The Looming Housing Crisis for Boomers – Part II
In the past, the Real Property Management organization predicted a looming crisis in housing for Baby Boomers who are now entering retirement. Shortly after our analysis was released, Senator Lindsey Graham started talking about the issue while seeking the Republican Presidential election. In December, the Joint Center for Housing Studies of Harvard University published a report that confirmed Real Property Management’s assessment. The gist of all three sources is that prices will make housing unaffordable to tens of millions of Seniors as they age because they will not have the financial resources.
The Harvard study suggests several solutions, including increasing the supply of accessible housing, assisting older property owners with housing cost burdens, increasing subsidies to older renters, strengthening ties between health care and housing, and increasing public awareness.
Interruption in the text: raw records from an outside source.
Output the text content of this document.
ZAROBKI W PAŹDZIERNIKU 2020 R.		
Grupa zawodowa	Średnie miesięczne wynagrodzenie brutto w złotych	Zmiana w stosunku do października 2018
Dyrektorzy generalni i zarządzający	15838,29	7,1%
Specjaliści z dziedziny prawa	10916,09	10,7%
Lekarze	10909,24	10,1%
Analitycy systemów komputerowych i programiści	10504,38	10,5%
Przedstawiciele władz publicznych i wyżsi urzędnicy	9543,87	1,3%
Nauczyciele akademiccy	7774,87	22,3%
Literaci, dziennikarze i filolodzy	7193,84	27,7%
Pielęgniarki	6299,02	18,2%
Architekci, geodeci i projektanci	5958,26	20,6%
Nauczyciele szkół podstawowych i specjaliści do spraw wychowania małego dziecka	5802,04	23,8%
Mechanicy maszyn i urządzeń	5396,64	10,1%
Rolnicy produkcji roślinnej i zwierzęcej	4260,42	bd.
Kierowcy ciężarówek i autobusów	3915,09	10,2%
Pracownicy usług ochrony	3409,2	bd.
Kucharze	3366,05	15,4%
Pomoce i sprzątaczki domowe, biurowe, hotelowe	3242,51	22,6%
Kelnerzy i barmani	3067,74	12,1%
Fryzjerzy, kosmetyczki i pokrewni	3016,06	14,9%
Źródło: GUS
Real Property Management completely agrees with the need for increasing public awareness. That is why we originally wrote about the subject. However, the other recommendations from Harvard, although altruistic, ignore financial and political realities. According to Harvard, one-third of the U.S. population will be over 65 by 2035 – 79 million people. Per the Census Bureau, another 77 million will be under the age of 18. Together, they will represent 42 percent of the estimated 370 million Americans living in 2035. Will 58 percent of the population have the capacity or willingness to support 156 million fellow citizens? We think not.
Our current Federal budget deficit is growing at over $1 trillion per year. The percentage of government debt to GDP is now over 104 percent. Because of this, and with a substantially smaller retired population, the electorate is unwilling to increase taxes to balance the budget, let alone increase subsidies to anyone. As the deficit grows in future years, cutbacks, not increases in subsidies will take place. As we stated in our original article: Boomers, those born between 1946 – 1964, need to understand how much savings they will need in retirement, and start building a significantly larger retirement fund. They should not expect subsidies later in life. Property investors with a long-term outlook should seize the coming opportunity.
Tiny houses are currently a fad, but maybe they will become a long-term trend, except tenants might be older than today. Investing in shared living spaces might also be an opportunity. The Golden Girls (popular sitcom from 1985 – 1992) featured a group of elderly women sharing a house. Perhaps houses could be remodeled to be more accessible and livable for Seniors. Could dormitories, once the exclusive domain of college students, become an inexpensive living option for retirees on a tight budget? With the right entrepreneurial thinking, property investors could become part of the future housing solution.